A new technique for optical pattern recognition with two-center recording of persistent holograms in doubly doped LiNbO₃:Fe:Mn crystal is presented, by which the holograms are localized in separate slices along the recording medium. The localized recording method has the distinctive advantage of selective recording and erasure of the individual holograms without affecting the entire holographic recording medium. This capability enables dynamic content modification of the optical pattern recognition systems. Also, the diffraction efficiency of localized holograms is much larger than that of the normal volume multiplexed holograms. It is theoretically shown that the localized holographic correlator (LHC) outperforms the conventional volume holographic correlators in terms of crosstalk, shift invariance, and capacity. The LHC is experimentally demonstrated. Several persistent holograms are localized within separate slices as close as 33 μm apart along the crystal. The excessive diffraction efficiency of the localized holograms is employed to enhance the LHC robustness through multiplexing several holograms per pattern within individual slices of the recording medium.

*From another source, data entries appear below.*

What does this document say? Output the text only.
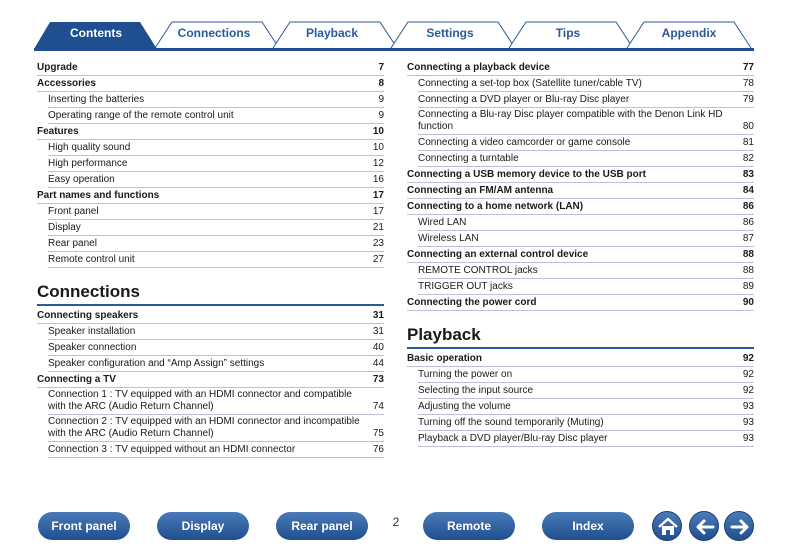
Contents	Connections	Playback	Settings	Tips	Appendix
Upgrade	7
Accessories	8
Inserting the batteries	9
Operating range of the remote control unit	9
Features	10
High quality sound	10
High performance	12
Easy operation	16
Part names and functions	17
Front panel	17
Display	21
Rear panel	23
Remote control unit	27
Connections
Connecting speakers	31
Speaker installation	31
Speaker connection	40
Speaker configuration and “Amp Assign” settings	44
Connecting a TV	73
Connection 1 : TV equipped with an HDMI connector and compatible with the ARC (Audio Return Channel)	74
Connection 2 : TV equipped with an HDMI connector and incompatible with the ARC (Audio Return Channel)	75
Connection 3 : TV equipped without an HDMI connector	76
Connecting a playback device	77
Connecting a set-top box (Satellite tuner/cable TV)	78
Connecting a DVD player or Blu-ray Disc player	79
Connecting a Blu-ray Disc player compatible with the Denon Link HD function	80
Connecting a video camcorder or game console	81
Connecting a turntable	82
Connecting a USB memory device to the USB port	83
Connecting an FM/AM antenna	84
Connecting to a home network (LAN)	86
Wired LAN	86
Wireless LAN	87
Connecting an external control device	88
REMOTE CONTROL jacks	88
TRIGGER OUT jacks	89
Connecting the power cord	90
Playback
Basic operation	92
Turning the power on	92
Selecting the input source	92
Adjusting the volume	93
Turning off the sound temporarily (Muting)	93
Playback a DVD player/Blu-ray Disc player	93
Front panel	Display	Rear panel	2	Remote	Index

A holographic data storage system based on two-center holographic recording in a doubly doped LiNbO₃:Fe:Mn crystal is developed with angular multiplexing capability. The associated imaging system has been optimized for the pixel matching of pixelated bit patterns generated by a spatial light modulator (SLM) through the recording medium onto a camera. The initial multiplexed holograms show promising contrast of dark and bright pixels. With the optimized imaging system of the developed holographic memory, the implementation of a dynamic read/write data storage system with localized recording is envisioned. The large diffraction efficiency of the localized holograms enables multilevel (M-ary) data coding to improve the storage density of the system.